Leeadra is already shoving them out of the pilot’s seat. Once Boomer’s out of the way, Leeadra rockets into the chair.

As eir hands fly across the controls, Leeadra demands, “What you do??”

Boomer sags against the bulkhead, standing behind eir seat. “It, uh, felt like an order.”

“You can’t say no?!”

“It’s hard to,” they say, and Leeadra pauses, then, and then keys in one final command. The proximity alert cuts off, leaving the cockpit in silence. 

Leeadra turns around and looks at them. 

Boomer scrubs a hand over their face. Some days, they start to feel like themself again. Others, they find themself apologizing repeatedly. “Sorry. Hell.”

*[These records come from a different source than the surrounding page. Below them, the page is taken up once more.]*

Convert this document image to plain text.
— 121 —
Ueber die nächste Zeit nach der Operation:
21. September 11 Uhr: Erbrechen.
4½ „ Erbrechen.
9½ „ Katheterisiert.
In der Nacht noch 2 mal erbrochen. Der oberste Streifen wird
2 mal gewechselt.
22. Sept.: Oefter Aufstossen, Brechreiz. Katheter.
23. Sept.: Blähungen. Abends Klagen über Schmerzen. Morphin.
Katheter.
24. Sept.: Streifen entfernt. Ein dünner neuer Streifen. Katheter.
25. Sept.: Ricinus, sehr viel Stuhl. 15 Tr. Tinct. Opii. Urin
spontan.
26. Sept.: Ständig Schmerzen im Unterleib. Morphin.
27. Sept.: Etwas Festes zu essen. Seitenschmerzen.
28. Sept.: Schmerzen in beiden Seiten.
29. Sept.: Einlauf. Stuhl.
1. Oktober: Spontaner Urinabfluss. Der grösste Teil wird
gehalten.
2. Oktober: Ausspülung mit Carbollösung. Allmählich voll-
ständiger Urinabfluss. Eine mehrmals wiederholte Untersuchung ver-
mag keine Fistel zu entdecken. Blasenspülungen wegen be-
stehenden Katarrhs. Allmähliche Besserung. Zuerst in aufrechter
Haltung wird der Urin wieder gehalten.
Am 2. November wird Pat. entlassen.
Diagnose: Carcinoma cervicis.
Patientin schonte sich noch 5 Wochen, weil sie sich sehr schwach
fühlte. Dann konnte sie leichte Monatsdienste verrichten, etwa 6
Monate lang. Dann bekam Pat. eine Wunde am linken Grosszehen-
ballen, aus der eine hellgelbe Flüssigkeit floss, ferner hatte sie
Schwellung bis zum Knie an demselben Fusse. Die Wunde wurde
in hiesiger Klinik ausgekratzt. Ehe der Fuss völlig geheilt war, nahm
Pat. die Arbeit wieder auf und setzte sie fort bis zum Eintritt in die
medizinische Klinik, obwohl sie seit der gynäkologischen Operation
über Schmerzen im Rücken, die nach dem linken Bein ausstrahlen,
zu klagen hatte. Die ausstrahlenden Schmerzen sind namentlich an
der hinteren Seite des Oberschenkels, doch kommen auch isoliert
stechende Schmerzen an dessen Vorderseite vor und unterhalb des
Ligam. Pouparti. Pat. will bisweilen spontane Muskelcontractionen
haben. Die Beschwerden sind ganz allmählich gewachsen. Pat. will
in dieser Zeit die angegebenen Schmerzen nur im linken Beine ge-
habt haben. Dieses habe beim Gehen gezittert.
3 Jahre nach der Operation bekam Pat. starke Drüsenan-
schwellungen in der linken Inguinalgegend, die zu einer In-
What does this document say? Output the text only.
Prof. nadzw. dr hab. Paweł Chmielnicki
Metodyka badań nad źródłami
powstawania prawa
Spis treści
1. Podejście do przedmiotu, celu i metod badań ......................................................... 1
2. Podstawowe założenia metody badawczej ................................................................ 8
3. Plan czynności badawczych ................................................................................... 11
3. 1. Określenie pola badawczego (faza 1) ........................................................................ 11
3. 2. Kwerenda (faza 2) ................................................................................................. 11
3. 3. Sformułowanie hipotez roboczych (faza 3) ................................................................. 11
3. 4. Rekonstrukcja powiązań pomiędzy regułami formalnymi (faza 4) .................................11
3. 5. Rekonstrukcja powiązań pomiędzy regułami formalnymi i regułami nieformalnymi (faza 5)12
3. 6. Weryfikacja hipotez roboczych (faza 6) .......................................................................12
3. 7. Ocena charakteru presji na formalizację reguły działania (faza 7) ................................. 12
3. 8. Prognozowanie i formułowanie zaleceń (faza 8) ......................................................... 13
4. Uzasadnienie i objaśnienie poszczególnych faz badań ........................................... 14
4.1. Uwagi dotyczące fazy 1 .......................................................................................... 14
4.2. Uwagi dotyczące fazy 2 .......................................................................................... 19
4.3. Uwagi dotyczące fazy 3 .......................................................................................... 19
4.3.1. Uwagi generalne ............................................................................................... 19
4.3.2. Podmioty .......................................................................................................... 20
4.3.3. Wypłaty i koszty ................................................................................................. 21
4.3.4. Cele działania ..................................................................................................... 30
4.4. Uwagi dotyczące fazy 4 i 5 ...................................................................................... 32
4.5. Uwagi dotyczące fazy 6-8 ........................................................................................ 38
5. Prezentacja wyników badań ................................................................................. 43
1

Leeadra watches them for another couple of seconds, headtails moving in a pattern that Boomer doesn’t understand yet, then says, “Will be more careful, what I say. And you don’t have to do. Can say no.”

“I know,” says Boomer, and they do. They just don’t normally have to say no to Leeadra. Ey has good ideas. Boomer _likes_ eir orders. They could use somebody telling them what to do, still, sometimes.

Other than when instinct almost results in them tearing the _Jiri Wayfarer_ apart with a jump to lightspeed from inside the belly of a starship, anyway. 

“Okay. We go again,” Leeadra says. Eir big black eyes narrow slightly and ey points at the co-pilot’s chair, where Boomer won’t have navigational power unless it’s routed in by Leeadra. “Over there.”

Boomer smiles, small. They try again.

* * *

Boomer starts to follow grav-ball, and they catch their first game in-person on a space station on the edge of Wild Space, surrounded by the frenetic energy of hundreds of screaming fans. They’re not sure they’ve ever laughed so much in their life.

Leeadra throws them off the ship for a few days on Lorrd while ey has other business to attend to. The first morning Boomer wakes up in a Lorrd City hotel with nowhere they have to be and nothing in particular to do is disconcerting, but they ask the hotel bartender for recommendations. They visit a museum for the first time in their life. They eat at cafes and completely fail to comprehend the Lorrdians’ impressive, subtle kinetic communication of body posture, gestures, and facial expressions — thankfully, the Lorrdians all speak Basic, too. They spend an afternoon sitting in the grass at a beautifully-landscaped park. They’d still rather keep themself busy, all in all, but having the option to figure out what they want to do — they like that.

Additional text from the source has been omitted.